Pistoletto is widely recognised as one of the most influential contemporary artists of his generation and a central figure within the Arte Povera movement. From early in his five-decade career the mirrored surface has been an instrumental element of his practice. Initiated in 1962, Pistoletto’s signature mirror paintings use the reflective picture plane to draw both viewer and environment into the work, playing with traditional notions of the painted image as a fixed moment in time. With an emphasis on the performative, Pistoletto’s work is profoundly concerned with the active relationship between artwork and spectator, and the creation of a virtual space in which art and life seamlessly interact. ‘The mirror paintings’, he wrote in 1969, ‘could not live without an audience. They were created and re-created according to the movement and to the interventions they reproduced’.

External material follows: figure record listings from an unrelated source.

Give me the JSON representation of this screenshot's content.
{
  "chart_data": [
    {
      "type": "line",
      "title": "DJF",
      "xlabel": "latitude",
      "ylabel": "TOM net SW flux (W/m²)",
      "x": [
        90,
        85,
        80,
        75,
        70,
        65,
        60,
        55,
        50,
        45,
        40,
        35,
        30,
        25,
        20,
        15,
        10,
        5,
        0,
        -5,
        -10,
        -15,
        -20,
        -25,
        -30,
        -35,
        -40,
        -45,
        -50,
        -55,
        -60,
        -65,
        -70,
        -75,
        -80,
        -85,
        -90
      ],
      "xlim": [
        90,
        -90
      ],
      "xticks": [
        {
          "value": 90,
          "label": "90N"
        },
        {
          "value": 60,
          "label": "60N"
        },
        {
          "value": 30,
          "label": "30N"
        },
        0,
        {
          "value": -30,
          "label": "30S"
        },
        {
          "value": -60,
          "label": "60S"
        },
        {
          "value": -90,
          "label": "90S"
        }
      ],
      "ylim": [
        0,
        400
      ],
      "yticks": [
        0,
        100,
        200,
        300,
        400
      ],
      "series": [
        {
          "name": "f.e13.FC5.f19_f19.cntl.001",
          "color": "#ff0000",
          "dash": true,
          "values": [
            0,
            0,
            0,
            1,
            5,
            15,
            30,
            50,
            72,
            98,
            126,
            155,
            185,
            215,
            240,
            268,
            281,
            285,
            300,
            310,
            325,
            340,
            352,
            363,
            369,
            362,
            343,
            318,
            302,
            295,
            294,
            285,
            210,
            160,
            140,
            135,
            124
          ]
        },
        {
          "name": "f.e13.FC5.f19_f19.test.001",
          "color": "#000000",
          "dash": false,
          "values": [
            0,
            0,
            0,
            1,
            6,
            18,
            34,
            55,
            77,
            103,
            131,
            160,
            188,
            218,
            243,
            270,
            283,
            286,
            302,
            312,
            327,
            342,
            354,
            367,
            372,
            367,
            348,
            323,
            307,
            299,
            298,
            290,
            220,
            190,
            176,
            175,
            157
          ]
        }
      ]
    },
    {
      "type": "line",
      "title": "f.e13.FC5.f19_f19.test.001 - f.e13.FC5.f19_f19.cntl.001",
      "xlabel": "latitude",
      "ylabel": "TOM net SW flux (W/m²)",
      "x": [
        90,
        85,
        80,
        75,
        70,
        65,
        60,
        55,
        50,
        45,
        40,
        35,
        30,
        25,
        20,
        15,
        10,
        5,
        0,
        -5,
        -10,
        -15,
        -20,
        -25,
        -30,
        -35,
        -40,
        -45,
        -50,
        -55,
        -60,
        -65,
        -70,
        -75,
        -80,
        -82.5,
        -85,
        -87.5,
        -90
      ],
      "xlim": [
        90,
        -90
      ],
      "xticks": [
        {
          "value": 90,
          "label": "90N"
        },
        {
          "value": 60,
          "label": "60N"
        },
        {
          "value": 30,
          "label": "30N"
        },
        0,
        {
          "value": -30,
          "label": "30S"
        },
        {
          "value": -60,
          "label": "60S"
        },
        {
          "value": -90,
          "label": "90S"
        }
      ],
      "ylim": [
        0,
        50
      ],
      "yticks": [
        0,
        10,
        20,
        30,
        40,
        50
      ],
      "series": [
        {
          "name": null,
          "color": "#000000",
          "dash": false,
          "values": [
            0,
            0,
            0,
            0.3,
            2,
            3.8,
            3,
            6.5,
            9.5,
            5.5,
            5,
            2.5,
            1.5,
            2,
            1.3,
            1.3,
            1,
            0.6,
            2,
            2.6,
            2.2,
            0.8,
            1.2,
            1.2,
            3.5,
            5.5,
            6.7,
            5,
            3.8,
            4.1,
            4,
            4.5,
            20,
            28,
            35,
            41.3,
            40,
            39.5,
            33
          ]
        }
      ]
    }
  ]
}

In the Scaffali Pistoletto takes his investigation into the relationship between stasis and activity in the mirror paintings a step further. Depicting display cabinets and industrial storage units laden with the tools of a broad range of trades, from crates of fresh produce and canisters of paint, to cleaning supplies, camera apparatus and spare automobile parts, the Scaffali evoke a sense of dormancy at odds with the ever fluctuating presence of the viewer. Yet just as the spectator introduces a sense of animation into the stillness of the image, each painting evokes an element of anticipation, as though the viewer may at any moment reach for an object on a shelf. In contrast to earlier mirror paintings – many of which either focus on the human figure or consist of a single, graphic object – the Scaffali obstruct the viewer’s presence with their dominant compositions. Made by applying photo-silkscreened images to highly-polished stainless steel, each of these meticulous and unique pictures hinder the interactivity favoured in previous works, instead placing a formal emphasis on the static object.